One of her big challenges at present, she said, is to "create the right and effective go-to-market sales plan" for a 600-person sales force to think of new ways to pitch Time Warner Cable's subscribers to local and national marketers that may not be up to speed on how the new advertising offerings can help them. But she doesn't plan to just announce such things are available and hope customers come calling. Under her aegis, Time Warner Cable has invested in substantial research that will help the company learn how, say, a local chiropractor, as opposed to a local fast-food outlet, might want to make use of such technology.

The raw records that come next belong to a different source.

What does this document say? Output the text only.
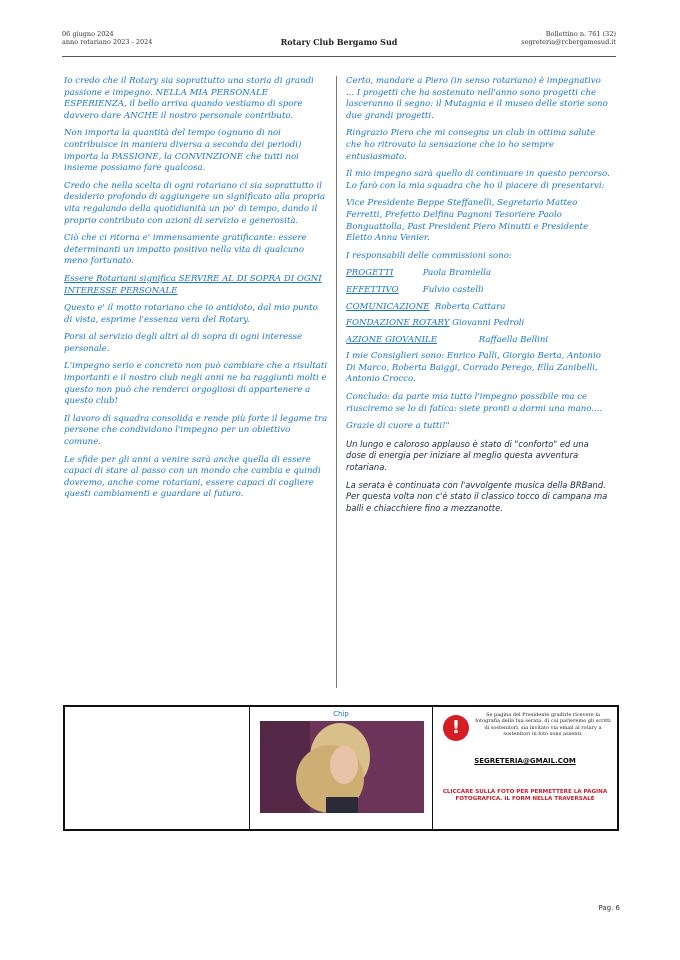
06 giugno 2024
anno rotariano 2023 - 2024	Rotary Club Bergamo Sud
Bollettino n. 761 (32)
segreteria@rcbergamosud.it

Io credo che il Rotary sia soprattutto una storia di grandi passione e impegno. NELLA MIA PERSONALE ESPERIENZA, il bello arriva quando vestiamo di spore davvero dare ANCHE il nostro personale contributo.

Non importa la quantità del tempo (ognuno di noi contribuisce in maniera diversa a seconda dei periodi) importa la PASSIONE, la CONVINZIONE che tutti noi insieme possiamo fare qualcosa.

Credo che nella scelta di ogni rotariano ci sia soprattutto il desiderio profondo di aggiungere un significato alla propria vita regalando della quotidianità un po' di tempo, dando il proprio contributo con azioni di servizio e generosità.

Ciò che ci ritorna e' immensamente gratificante: essere determinanti un impatto positivo nella vita di qualcuno meno fortunato.

Essere Rotariani significa SERVIRE AL DI SOPRA DI OGNI INTERESSE PERSONALE

Questo e' il motto rotariano che io antidoto, dal mio punto di vista, esprime l'essenza vera del Rotary.

Porsi al servizio degli altri al di sopra di ogni interesse personale.

L'impegno serio e concreto non può cambiare che a risultati importanti e il nostro club negli anni ne ha raggiunti molti e questo non può che renderci orgogliosi di appartenere a questo club!

Il lavoro di squadra consolida e rende più forte il legame tra persone che condividono l'impegno per un obiettivo comune.

Le sfide per gli anni a venire sarà anche quella di essere capaci di stare al passo con un mondo che cambia e quindi dovremo, anche come rotariani, essere capaci di cogliere questi cambiamenti e guardare al futuro.

Certo, mandare a Piero (in senso rotariano) è impegnativo ... I progetti che ha sostenuto nell'anno sono progetti che lasceranno il segno: il Mutagnia e il museo delle storie sono due grandi progetti.

Ringrazio Piero che mi consegna un club in ottima salute che ho ritrovato la sensazione che io ho sempre entusiasmato.

Il mio impegno sarà quello di continuare in questo percorso. Lo farò con la mia squadra che ho il piacere di presentarvi:

Vice Presidente Beppe Steffanelli, Segretario Matteo Ferretti, Prefetto Delfina Pagnoni Tesoriere Paolo Bonguattolla, Past President Piero Minutti e Presidente Eletto Anna Venier.

I responsabili delle commissioni sono:

PROGETTI	Paola Bramiella
EFFETTIVO	Fulvio castelli
COMUNICAZIONE Roberta Cattara
FONDAZIONE ROTARY Giovanni Pedroli
AZIONE GIOVANILE	Raffaella Bellini

I mie Consiglieri sono: Enrico Palli, Giorgio Berta, Antonio Di Marco, Roberta Baiggi, Corrado Perego, Ella Zanibelli, Antonio Crocco.

Concludo: da parte mia tutto l'impegno possibile ma ce riusciremo se lo di fatica: siete pronti a dormi una mano....

Grazie di cuore a tutti!"

Un lungo e caloroso applauso è stato di "conforto" ed una dose di energia per iniziare al meglio questa avventura rotariana.

La serata è continuata con l'avvolgente musica della BRBand. Per questa volta non c'è stato il classico tocco di campana ma balli e chiacchiere fino a mezzanotte.

Chip
!
Se pagina del Presidente gradirle ricevere la fotografia della tua serata, di cui parleremo gli scritti di sostenitori, sia invitato via email al rotary a sostenitori in foto sono assenti.
SEGRETERIA@GMAIL.COM
CLICCARE SULLA FOTO PER PERMETTERE LA PAGINA FOTOGRAFICA. IL FORM NELLA TRAVERSALE
Pag. 6
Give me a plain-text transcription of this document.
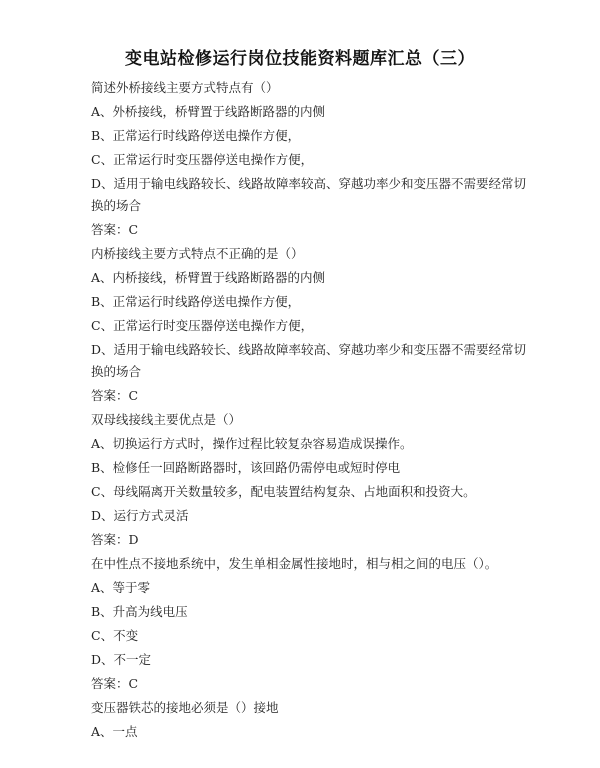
变电站检修运行岗位技能资料题库汇总（三）
简述外桥接线主要方式特点有（）
A、外桥接线，桥臂置于线路断路器的内侧
B、正常运行时线路停送电操作方便，
C、正常运行时变压器停送电操作方便，
D、适用于输电线路较长、线路故障率较高、穿越功率少和变压器不需要经常切
换的场合
答案：C
内桥接线主要方式特点不正确的是（）
A、内桥接线，桥臂置于线路断路器的内侧
B、正常运行时线路停送电操作方便，
C、正常运行时变压器停送电操作方便，
D、适用于输电线路较长、线路故障率较高、穿越功率少和变压器不需要经常切
换的场合
答案：C
双母线接线主要优点是（）
A、切换运行方式时，操作过程比较复杂容易造成误操作。
B、检修任一回路断路器时，该回路仍需停电或短时停电
C、母线隔离开关数量较多，配电装置结构复杂、占地面积和投资大。
D、运行方式灵活
答案：D
在中性点不接地系统中，发生单相金属性接地时，相与相之间的电压（）。
A、等于零
B、升高为线电压
C、不变
D、不一定
答案：C
变压器铁芯的接地必须是（）接地
A、一点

Ms. Gillman's responsibilities put her at the forefront of a potential blockbuster advertising technology, one that can reach millions of people, but also beam very specialized promotions to them. When U.S. homes first got wired for cable a few decades ago, the program offerings were slimmer, and the technology in its relative infancy. These days, consumers have access to literally hundreds of channels and the set-top box is viewed by many marketers and ad buyers as the linchpin to a new system that will allow them to beam more specific advertising into individual living rooms and also glean more data about how couch potatoes behave when they're staring at the tube.
Ms. Gillman has enjoyed a varied career. Before landing at Time Warner Cable as a full-time consultant in 2004, she did a stint on Capitol Hill, working for U.S. Sen. Chris Dodd, and worked for a series of technology concerns that had her peering into the early formulation of internet-service providers, social networks and interactive TV.
She has other goals, too. Inside a cable-system set-top box is reams of data on viewer behavior. Such information will become increasingly valuable as advertisers try to tailor pitches to narrower audiences.
Cable systems will likely "tap the data they have in a confidential, anonymized way to help create products for the consumer and to help create solutions for the marketer," she said, although there are likely "some important strategic milestones" the industry needs to hit over the next two years "to make data a meaningful part of the cable portfolio."
And then Ms. Gillman will have to go sell it as well.